- James T. Rutnam
- Born: June 13, 1905 Inuvil, Jaffna
- Died: 1988 (aged 82–83) Colombo, Sri Lanka
- Occupations: historian, educationalist, author, politician
- Spouse: Evelyn Wijeyaratne Rutnam
- Children: Rajah, Chandran, Indrani, Jayam, Iswari, Dennis, Padmini and George

= James T. Rutnam =

James Thevathasan Rutnam (1905-1988) was a Sri Lankan historian, educationalist, writer, and politician.

Born in Jaffna, he was educated at the Manipay Hindu College, St. Joseph's College, Colombo and S. Thomas' College, Mount Lavinia, before entering the Ceylon University College and thereafter the Ceylon Law College for the advocates course where he was the editor of the Law Students Magazine and won the Walter Pereira Prize. J. R. Jayewardene was his contemporary. Leaving without completing his legal qualification, Rutnam became a teacher at Uva College, Badulla and Wesley College, Colombo and was the Principal of St. Xavier's College, Nuwara Eliya.

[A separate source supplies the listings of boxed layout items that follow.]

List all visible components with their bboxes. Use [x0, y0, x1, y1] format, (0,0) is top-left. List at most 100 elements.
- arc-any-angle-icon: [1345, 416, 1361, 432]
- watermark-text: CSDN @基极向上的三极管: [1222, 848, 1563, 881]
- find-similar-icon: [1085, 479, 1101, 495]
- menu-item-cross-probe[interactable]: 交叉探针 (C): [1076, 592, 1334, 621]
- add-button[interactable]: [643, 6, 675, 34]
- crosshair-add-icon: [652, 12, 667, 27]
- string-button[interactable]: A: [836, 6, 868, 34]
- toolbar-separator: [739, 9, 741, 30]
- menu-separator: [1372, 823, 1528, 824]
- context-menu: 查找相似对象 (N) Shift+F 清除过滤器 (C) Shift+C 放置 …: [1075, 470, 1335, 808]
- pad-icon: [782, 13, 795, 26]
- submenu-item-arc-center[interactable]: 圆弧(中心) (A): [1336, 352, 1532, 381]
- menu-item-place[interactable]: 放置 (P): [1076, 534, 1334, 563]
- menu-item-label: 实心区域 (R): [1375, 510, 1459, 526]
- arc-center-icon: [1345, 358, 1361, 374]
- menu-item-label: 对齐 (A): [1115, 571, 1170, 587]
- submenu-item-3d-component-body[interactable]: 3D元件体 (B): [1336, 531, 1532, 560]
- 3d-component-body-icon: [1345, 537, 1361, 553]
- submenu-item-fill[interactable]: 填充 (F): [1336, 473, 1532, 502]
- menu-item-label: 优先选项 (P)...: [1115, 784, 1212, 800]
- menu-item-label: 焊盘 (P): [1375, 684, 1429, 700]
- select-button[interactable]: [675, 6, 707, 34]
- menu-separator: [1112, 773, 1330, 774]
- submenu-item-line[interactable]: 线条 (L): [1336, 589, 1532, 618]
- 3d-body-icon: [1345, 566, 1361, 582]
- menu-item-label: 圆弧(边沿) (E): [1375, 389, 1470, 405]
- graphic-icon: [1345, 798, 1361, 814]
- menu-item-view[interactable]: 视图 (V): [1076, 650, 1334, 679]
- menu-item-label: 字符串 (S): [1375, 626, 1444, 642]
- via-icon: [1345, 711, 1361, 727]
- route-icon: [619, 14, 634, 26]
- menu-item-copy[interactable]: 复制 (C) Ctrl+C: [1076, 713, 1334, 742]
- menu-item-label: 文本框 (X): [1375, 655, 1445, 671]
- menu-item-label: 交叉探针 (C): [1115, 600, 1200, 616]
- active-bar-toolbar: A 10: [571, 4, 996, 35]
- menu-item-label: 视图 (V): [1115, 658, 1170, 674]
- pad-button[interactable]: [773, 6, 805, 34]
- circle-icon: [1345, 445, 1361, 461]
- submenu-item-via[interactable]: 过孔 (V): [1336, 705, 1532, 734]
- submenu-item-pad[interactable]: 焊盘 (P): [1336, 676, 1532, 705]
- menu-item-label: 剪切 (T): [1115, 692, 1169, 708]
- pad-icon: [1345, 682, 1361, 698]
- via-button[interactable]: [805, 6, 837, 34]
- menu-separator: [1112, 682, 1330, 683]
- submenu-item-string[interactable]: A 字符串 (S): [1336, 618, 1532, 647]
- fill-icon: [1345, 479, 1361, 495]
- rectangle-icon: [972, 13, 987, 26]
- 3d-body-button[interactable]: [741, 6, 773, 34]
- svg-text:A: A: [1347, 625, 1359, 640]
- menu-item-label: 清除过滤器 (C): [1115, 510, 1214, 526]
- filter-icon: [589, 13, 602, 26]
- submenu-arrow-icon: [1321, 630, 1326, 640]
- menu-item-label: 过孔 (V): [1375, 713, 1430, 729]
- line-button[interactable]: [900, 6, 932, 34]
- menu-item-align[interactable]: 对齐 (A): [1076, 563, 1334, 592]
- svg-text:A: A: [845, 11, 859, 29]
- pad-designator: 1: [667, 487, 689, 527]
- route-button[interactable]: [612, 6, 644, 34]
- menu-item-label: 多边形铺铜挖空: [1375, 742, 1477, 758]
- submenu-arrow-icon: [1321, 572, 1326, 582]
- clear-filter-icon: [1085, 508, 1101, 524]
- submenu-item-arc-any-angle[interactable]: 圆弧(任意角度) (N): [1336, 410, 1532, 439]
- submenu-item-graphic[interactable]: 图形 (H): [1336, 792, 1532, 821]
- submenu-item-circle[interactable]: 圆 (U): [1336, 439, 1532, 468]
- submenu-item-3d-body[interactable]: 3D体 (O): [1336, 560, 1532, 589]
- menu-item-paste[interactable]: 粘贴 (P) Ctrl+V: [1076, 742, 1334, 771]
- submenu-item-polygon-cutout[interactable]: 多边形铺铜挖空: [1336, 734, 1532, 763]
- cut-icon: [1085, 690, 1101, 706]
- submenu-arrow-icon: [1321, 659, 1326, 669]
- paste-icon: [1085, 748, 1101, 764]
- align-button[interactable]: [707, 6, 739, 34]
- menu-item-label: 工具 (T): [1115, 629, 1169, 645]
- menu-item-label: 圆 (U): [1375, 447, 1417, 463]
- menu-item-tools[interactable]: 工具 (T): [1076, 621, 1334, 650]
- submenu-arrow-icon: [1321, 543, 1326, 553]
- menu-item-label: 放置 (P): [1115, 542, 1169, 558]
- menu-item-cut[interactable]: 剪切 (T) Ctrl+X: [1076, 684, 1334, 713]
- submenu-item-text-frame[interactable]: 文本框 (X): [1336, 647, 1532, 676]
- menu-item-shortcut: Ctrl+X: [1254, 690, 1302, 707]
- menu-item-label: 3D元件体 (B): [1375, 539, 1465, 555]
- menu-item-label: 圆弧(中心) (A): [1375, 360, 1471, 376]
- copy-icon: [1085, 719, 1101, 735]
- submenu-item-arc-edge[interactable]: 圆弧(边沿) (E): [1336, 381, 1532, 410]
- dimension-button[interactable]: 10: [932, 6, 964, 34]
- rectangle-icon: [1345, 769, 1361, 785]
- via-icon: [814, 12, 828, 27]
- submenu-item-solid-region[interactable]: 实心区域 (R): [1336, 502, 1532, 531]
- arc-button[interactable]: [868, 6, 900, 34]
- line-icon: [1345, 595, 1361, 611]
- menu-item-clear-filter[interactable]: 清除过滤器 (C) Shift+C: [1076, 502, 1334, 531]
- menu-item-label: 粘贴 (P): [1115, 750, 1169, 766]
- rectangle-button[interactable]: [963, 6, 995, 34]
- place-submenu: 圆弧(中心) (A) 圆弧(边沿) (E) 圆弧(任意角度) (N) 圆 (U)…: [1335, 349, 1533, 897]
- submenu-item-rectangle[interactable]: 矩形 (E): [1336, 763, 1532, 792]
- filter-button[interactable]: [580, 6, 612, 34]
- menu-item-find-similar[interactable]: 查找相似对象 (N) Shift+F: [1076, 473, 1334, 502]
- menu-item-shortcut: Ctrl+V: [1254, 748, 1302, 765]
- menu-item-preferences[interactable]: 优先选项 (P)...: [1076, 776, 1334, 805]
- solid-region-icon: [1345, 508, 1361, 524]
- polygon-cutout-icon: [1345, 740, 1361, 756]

Rutnam was associated with S. W. R. D. Bandaranaike during his early days having joined Progressive Nationalist Party and the Ceylon National Congress. He unsuccessfully contested for the State Council of Ceylon from Nuwara Eliya and was defeated by E. W. Abeygunasekera in 1931, and 1936 and by M. D. Banda in the by-election that followed Abeygunasekera resignation in 1943. Rutnam unseated Banda in an election petition. He contested the 1947 general elections and the 1952 general elections from Nuwara Eliya without success.

He is the founder of the Evelyn Rutnam Institute for Inter-Cultural Studies.